KT vacances 2021

A LA DECOUVERTE D’UN EVANGILE

1 – Connais-tu Ézékiel ?

Son nom signifie « Dieu fortifie ». Ézékiel est un prêtre déporté avec le peuple d’Israël, en Babylonie,  c’était il y a très longtemps, plus de 500 ans avant la venue de Jésus. Ézékiel est choisi par Dieu pour parler au peuple exilé. Ézékiel est un prophète, homme inspiré par Dieu qui parle en son nom.
Ainsi, par Ézékiel, Dieu parle : Il veut changer le cœur de l’homme, le rendre capable de s’ouvrir, d’évoluer, d’aimer : changer le cœur de pierre en cœur de chair. Ézékiel parlera aussi du Bon Berger qui rassemble ses brebis et qui s’en occupe bien.

Cherche et lis la suite dans l’Ancien Testament, le livre d’Ézékiel au chapitre 34, les versets de 11 à 16.
https://www.aelf.org/bible/Ez/34 (clique sur le lien ci-contre si tu n’as pas de Bible) !
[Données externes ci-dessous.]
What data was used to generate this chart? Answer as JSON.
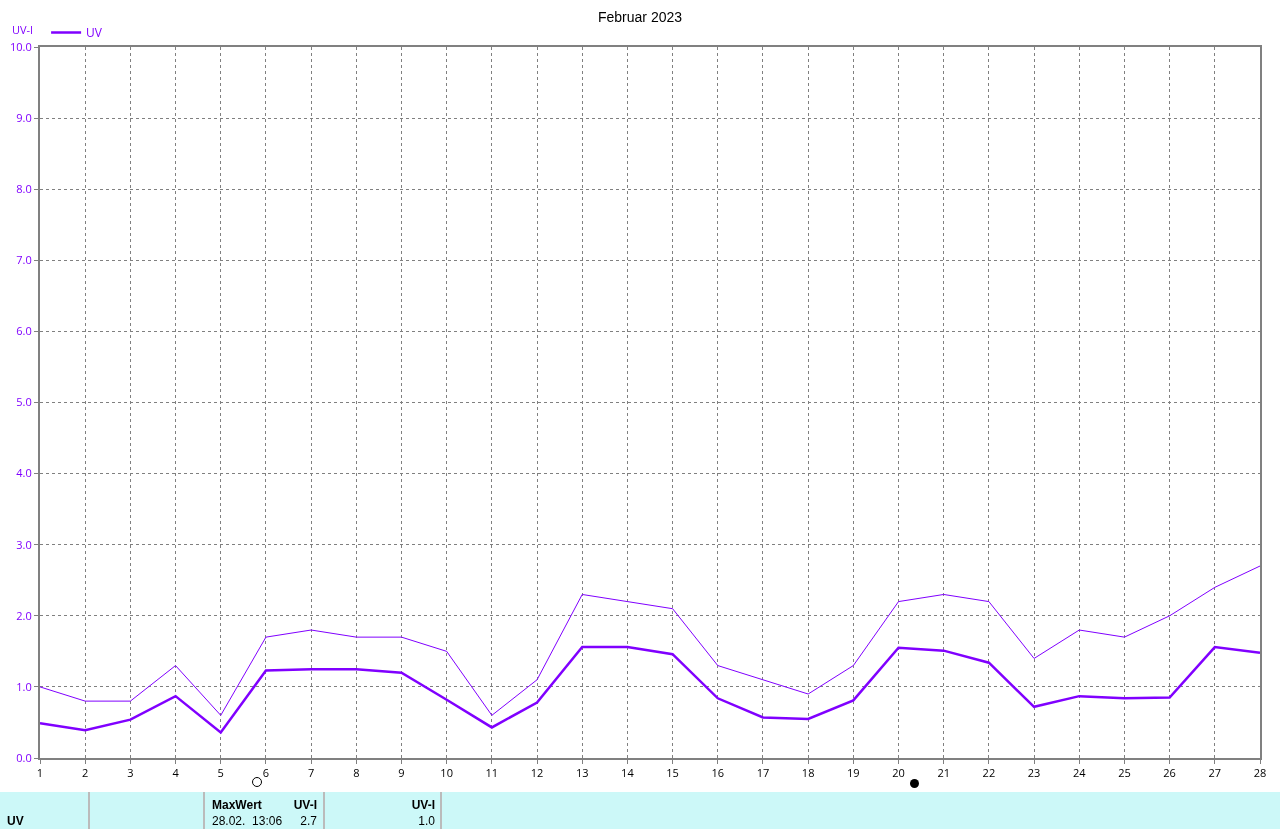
{
  "chart_data": {
    "type": "line",
    "title": "Februar 2023",
    "ylabel": "UV-I",
    "x": [
      1,
      2,
      3,
      4,
      5,
      6,
      7,
      8,
      9,
      10,
      11,
      12,
      13,
      14,
      15,
      16,
      17,
      18,
      19,
      20,
      21,
      22,
      23,
      24,
      25,
      26,
      27,
      28
    ],
    "series": [
      {
        "color": "#8000ff",
        "values": [
          1.0,
          0.8,
          0.8,
          1.3,
          0.6,
          1.7,
          1.8,
          1.7,
          1.7,
          1.5,
          0.6,
          1.1,
          2.3,
          2.2,
          2.1,
          1.3,
          1.1,
          0.9,
          1.3,
          2.2,
          2.3,
          2.2,
          1.4,
          1.8,
          1.7,
          2.0,
          2.4,
          2.7
        ]
      },
      {
        "name": "UV",
        "color": "#8000ff",
        "values": [
          0.49,
          0.39,
          0.54,
          0.87,
          0.36,
          1.23,
          1.25,
          1.25,
          1.2,
          0.82,
          0.43,
          0.78,
          1.56,
          1.56,
          1.46,
          0.84,
          0.57,
          0.55,
          0.81,
          1.55,
          1.51,
          1.34,
          0.72,
          0.87,
          0.84,
          0.85,
          1.56,
          1.48
        ]
      }
    ],
    "xlim": [
      1,
      28
    ],
    "xticks": [
      1,
      2,
      3,
      4,
      5,
      6,
      7,
      8,
      9,
      10,
      11,
      12,
      13,
      14,
      15,
      16,
      17,
      18,
      19,
      20,
      21,
      22,
      23,
      24,
      25,
      26,
      27,
      28
    ],
    "ylim": [
      0,
      10
    ],
    "yticks": [
      {
        "value": 0,
        "label": "0.0"
      },
      {
        "value": 1,
        "label": "1.0"
      },
      {
        "value": 2,
        "label": "2.0"
      },
      {
        "value": 3,
        "label": "3.0"
      },
      {
        "value": 4,
        "label": "4.0"
      },
      {
        "value": 5,
        "label": "5.0"
      },
      {
        "value": 6,
        "label": "6.0"
      },
      {
        "value": 7,
        "label": "7.0"
      },
      {
        "value": 8,
        "label": "8.0"
      },
      {
        "value": 9,
        "label": "9.0"
      },
      {
        "value": 10,
        "label": "10.0"
      }
    ],
    "grid": true,
    "legend": "top left",
    "marker": "none",
    "line_style": "solid",
    "annotations": [
      "UV",
      "MaxWert",
      "UV-I",
      "28.02.  13:06",
      "2.7",
      "UV-I",
      "1.0"
    ]
  }
}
→ As-tu compris ce passage ? Alors réponds aux questions ci-après !

  • Qui sont les personnages ?
  • De quel animal parle-t-on dans ce texte?
  • Où cela se passe-t-il ?
  • Sais-tu ce qu’est un berger ?
  • Aujourd’hui qui prend soin du peuple de Dieu ?
  • Quel est le rôle du berger ?
  • Comment prend-il soin de ses brebis ?
  • As-tu compris qui est ce bon berger ?
  • Et toi, peux-tu prendre soin de quelqu’un ?

2 – Le psaume 22

Le roi David, amateur de danse et de musique, est considéré comme l’auteur des 150 psaumes de la Bible. Avec Glorious, découvre ce beau psaume 22 :

Pour les plus jeunes, regardez cette courte vidéo de Théobule →

Maintenant, écoute et chante « Jésus, mon berger »

3 – Bienheureuse sieste !

Jésus a envoyé ses disciples deux par deux en mission. Dans son évangile, Saint Marc décrit ce qu’ils ont fait en mission : «Ils partirent, et proclamèrent qu’il fallait se convertir. Ils chassaient beaucoup de démons, faisaient des onctions d’huile à de nombreux malades, et les guérissaient.» Ils ont fait très exactement ce qu’ils ont vu Jésus faire depuis le début de leur rencontre : guérir les malades, chasser les démons, enseigner.
Mais Jésus n’est pas venu que pour enseigner : il écoute, il répond aux questions, il interroge également lui-même ses compagnons. Il n’impose pas sa vérité ; il veut la faire germer chez les autres. « Jésus s’en alla avec ses disciples dans les villages voisins de Césarée de Philippe. Il leur posa en chemin cette question : “Qui suis-je au dire des hommes ? “. Ils répondirent : “Jean-Baptiste ; pour certains, Élie ; pour d’autres, l’un des prophètes.” “Et vous, leur demanda-t-il, qui dites-vous que je suis ?” Pierre lui répondit : “Tu es le Christ.” » (Marc 8, 27-30)
Avant le passage d’évangile que tu vas découvrir, Saint-Marc nous raconte la mort de Jean-Baptiste par Hérode. Puis, il nous fait le récit du retour de mission des apôtres. La foule est si grande, raconte l’évangéliste, que les apôtres n’avaient même pas le temps de se nourrir.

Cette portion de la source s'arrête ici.